Retired U.S. Army Lieutenant General H.R. McMaster, who served as national security adviser during President-elect Donald Trump’s first term, said on Sunday that some Republicans, including former Representative Tulsi Gabbard, need to “disabuse themselves” of their “strange affection” for Russian President Vladimir Putin.
“There’s some people in the Republican Party these days which kind of tend to parrot Vladimir Putin’s talking points,” McMaster said on CBS News’ Face the Nation on Sunday, adding that “they’ve got to disabuse themselves of this strange affection” for the Russian leader. McMaster served as national security adviser for just over a year during Trump’s first administration from February 2017 to April 2018.
McMaster mentioned Gabbard specifically, who Trump named to be his director of national intelligence (DNI).
“There’s a fundamental misunderstanding based on the nominee for DNI about what motivates him [Putin], McMaster said. “It’s not his security concerns. His security concerns don’t need to be allayed,” later adding that Gabbard has previously said “Putin really felt aggrieved and that’s why he had to invade Ukraine.”
The U.S. is a strong ally of Ukraine and has provided funding and weapons support to Kyiv against Putin’s February 2022 invasion. Earlier this month, the U.S. confirmed that Ukraine fired long-range ATACMS missiles into Russia for the first time after President Joe Biden gave permission for Kyiv to use them.
Face the Nation‘s host Margaret Brennan followed up on McMaster’s comments and said, “That’s a Russian talking point that she’s [Gabbard] repeated and in direct contravention to what U.S. intelligence has concluded.”
Newsweek has reached out to Gabbard for comment via email on Sunday.
McMaster’s comments come after some Democratic lawmakers have raised concerns about Gabbard as the DNI pick.
Some have questioned her allegiance, potential affiliations with other non-U.S. ally governments, and sympathetic view towards Russia.
Gabbard drew criticism from Democrats for not condemning Russia after its invasion of Ukraine. A secret meeting with Syrian leader Bashar al-Assad, who is an ally of Russia, in 2017 also raised concerns. In 2019, she told MSNBC that she does not believe Assad is an enemy of the United States. Gabbard has also described Assad, who has been accused of committing human rights violations, as a “brutal dictator.”
Gabbard, a veteran who previously served in Iraq and Kuwait, is a former Democratic representative for Hawaii and Democratic presidential candidate in 2020 prior to leaving the party. This fall, she campaigned with Trump and officially became a Republican in October.

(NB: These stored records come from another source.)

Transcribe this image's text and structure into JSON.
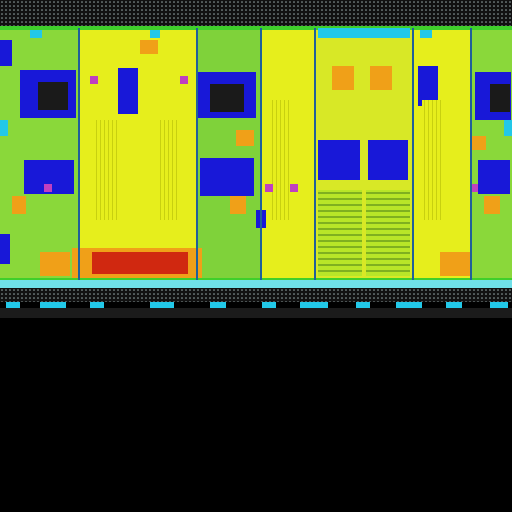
{
  "image": {
    "subject": "die-photo",
    "palette": {
      "background": "#000000",
      "yellow": "#e6ee1c",
      "green": "#3fcf2b",
      "lime": "#a6e53a",
      "blue": "#1818d8",
      "cyan": "#22c8e8",
      "orange": "#f0a018",
      "red": "#d02810",
      "magenta": "#c040c0",
      "olive": "#6a8a18"
    }
  }
}
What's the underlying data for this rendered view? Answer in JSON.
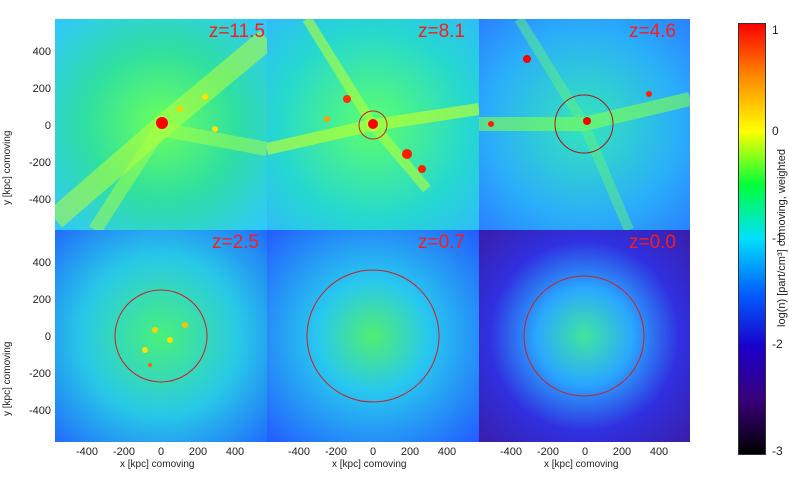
{
  "panels": [
    {
      "redshift": "z=11.5"
    },
    {
      "redshift": "z=8.1"
    },
    {
      "redshift": "z=4.6"
    },
    {
      "redshift": "z=2.5"
    },
    {
      "redshift": "z=0.7"
    },
    {
      "redshift": "z=0.0"
    }
  ],
  "axes": {
    "x_ticks": [
      "-400",
      "-200",
      "0",
      "200",
      "400"
    ],
    "y_ticks": [
      "400",
      "200",
      "0",
      "-200",
      "-400"
    ],
    "x_label": "x [kpc] comoving",
    "y_label": "y [kpc] comoving"
  },
  "colorbar": {
    "ticks": [
      "1",
      "0",
      "-1",
      "-2",
      "-3"
    ],
    "label": "log(n) [part/cm³] comoving, weighted",
    "colors": [
      "#ff0000",
      "#ff8c00",
      "#ffff00",
      "#00ff3a",
      "#00dfff",
      "#0060ff",
      "#1a00cc",
      "#3a007a",
      "#000000"
    ]
  }
}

Senator Tammy Duckworth, an Illinois Democrat, said on CNN’s State of the Union on Sunday that Gabbard’s 2017 trip to Syria leads her to believe “she’s compromised.”
“The U.S. intelligence community has identified her as having troubling relationships with America’s foes. And so my worry is that she couldn’t pass a background check,” the senator added.
Her comments have drawn pushback from some within the GOP, including Senator Markwayne Mullin of Oklahoma who told State of the Union co-host Dana Bash on Sunday, “Tammy [Duckworth] is absolutely dead wrong on this and she should retract her words.”
He added: “That’s the most dangerous thing she could say—is that a United States lieutenant colonel in the United States Army is compromised and is an asset of Russia.”
During McMaster’s conversation with Brennan on Sunday, he also said that Sebastian Gorka, who Trump has named deputy assistant to the president and senior director for counterterrorism, is not a good person to advise the commander-in-chief.
“I think that the president, others who are working with him, will probably determine that pretty quickly, soon after he gets into that job,” he said.
Gorka was deputy assistant to the president for seven months during Trump’s first administration from January to August 2017. He is a conservative commentator who hosted his own show on Newsmax and previously was a regular commentator to Fox News.